1.3.2.2. Les « précurseurs » et la préférence alpine.

Pour les précurseurs, les auteurs redoublaient souvent d’érudition pour mettre en avant les plus lointains ancêtres des alpinistes, jusqu’à Pétrarque gravissant le mont Pelvoux en 1336 ou Antoine de Ville le mont Aiguille en 1492 (la date était commode). Suivaient généralement les grands noms de la découverte des montagnes au 18e siècle, en particulier ceux des conquérants du Mont Blanc, Michel Paccard, Jacques Balmat et l’illustre Saussure à l’origine de l’entreprise, avec parfois une mention pour son « équivalent » pyrénéiste, le baron Ramond.

Les Pyrénées font d’ailleurs souvent figure de parents pauvres d’une historiographie qui par ses partis pris illustre comment le terme d’« alpinisme » s’est imposé pour désigner une pratique dont les origines se trouvent pourtant autant dans les Pyrénées que dans les Alpes. Alors que l’astronome François de Plantade utilisait dès le début du 18e siècle le pic du Midi de Bigorre (2 877 mètres) comme observatoire514 et que Ramond participa à une première période de conquêtes des sommets de la chaîne avec sa victoire au Mont-Perdu en 1802, l’ascension du Mont-Blanc éclipsa toutes les autres par son côté symbolique, remarquablement exploité par Bourrit ou Saussure. Dans son histoire relativement classique, Bonington ignore à un tel point les Pyrénées qu’il précise dès l’introduction qu’il retrace l’histoire de l’alpinisme « depuis sa naissance dans les Alpes jusqu’à l’ascension des géants de l’Himalaya »515, et que la chronologie proposée en annexe516 cite par exemple l’ascension de l’Etna par l’empereur Hadrien en 126, mais ignore celle du Mont-Perdu par Ramond en 1802517.
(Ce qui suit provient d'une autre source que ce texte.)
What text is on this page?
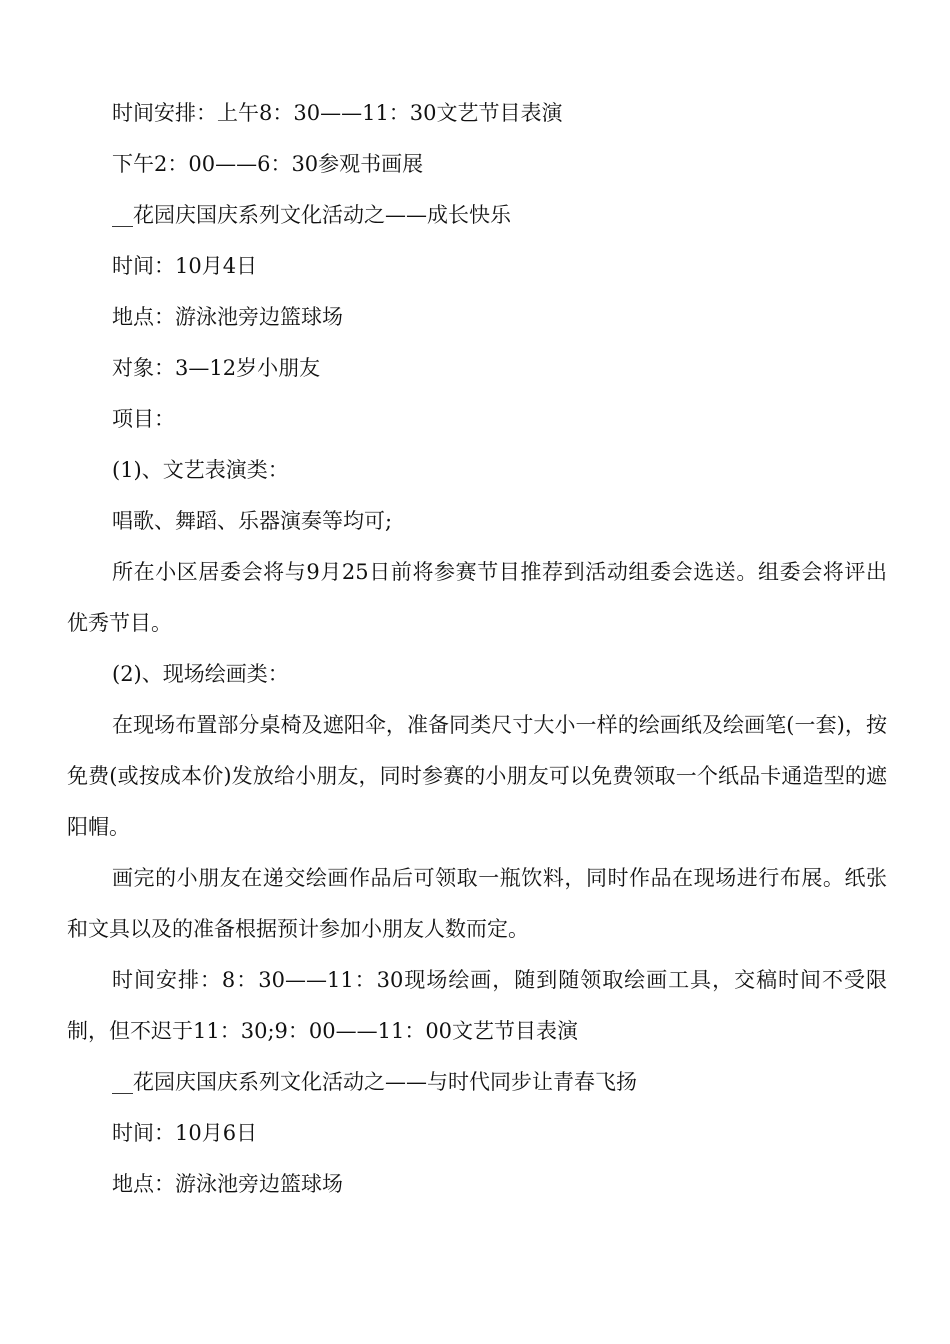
时间安排：上午8：30——11：30文艺节目表演

下午2：00——6：30参观书画展

__花园庆国庆系列文化活动之——成长快乐

时间：10月4日

地点：游泳池旁边篮球场

对象：3—12岁小朋友

项目：

(1)、文艺表演类：

唱歌、舞蹈、乐器演奏等均可;

所在小区居委会将与9月25日前将参赛节目推荐到活动组委会选送。组委会将评出优秀节目。

(2)、现场绘画类：

在现场布置部分桌椅及遮阳伞，准备同类尺寸大小一样的绘画纸及绘画笔(一套)，按免费(或按成本价)发放给小朋友，同时参赛的小朋友可以免费领取一个纸品卡通造型的遮阳帽。

画完的小朋友在递交绘画作品后可领取一瓶饮料，同时作品在现场进行布展。纸张和文具以及的准备根据预计参加小朋友人数而定。

时间安排：8：30——11：30现场绘画，随到随领取绘画工具，交稿时间不受限制，但不迟于11：30;9：00——11：00文艺节目表演

__花园庆国庆系列文化活动之——与时代同步让青春飞扬

时间：10月6日

地点：游泳池旁边篮球场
Ainsi, bien que les précurseurs d’un véritable ascensionnisme se trouvent dans les Pyrénées – même les exploits longtemps méconnus des officiers géodésiens commencèrent dans les montagnes du sud-ouest de la France –, les noms les plus souvent cités dans les histoires de l’alpinisme pour la période de « l’après Mont Blanc » concernent encore les Alpes : le père Placidus dans les Grisons entre 1782 et 1806, qui gravit en autres le Rheinwaldhorn (3 402 mètres) en 1789518 ; l’abbé Horrasch gravissant le Grossglockner (3 798 mètres) en 1800 ; les frères Johann Rudolf et Hieronymys Mayer atteignant en 1811 le sommet de la Jungfrau (4 158 mètres) ; ou encore le capitaine Durand dont on reconnut tardivement la première au Grand Pelvoux (3 946 mètres) en 1828. En 1821, la création de la Compagnie des guides de Chamonix, à une époque ou l’ascensionnisme ne se concevait pas – et pour longtemps encore – autrement qu’avec guides et porteurs, assurait non seulement le succès touristique de la vallée, mais aussi le mythe d’une primauté alpine qui aboutit au début du 20e siècle à l’adoption définitive du terme d’« alpinisme » pour désigner l’ascensionnisme dans n’importe quelle chaîne de hautes montagnes.

Notes
514.

Il mourut d’ailleurs lors de sa descente en 1741.

515.

BONINGTON Chris. Deux siècles d’histoire de l’alpinisme. Op. cit., p. 15.

516.

Chronologie compilée par Audrey Salked.

517.

BONINGTON Chris. Deux siècles d’histoire de l’alpinisme. Op. cit., p. 269.

518.

MESTRE Michel. Histoire de l’alpinisme. Op. cit., p. 18.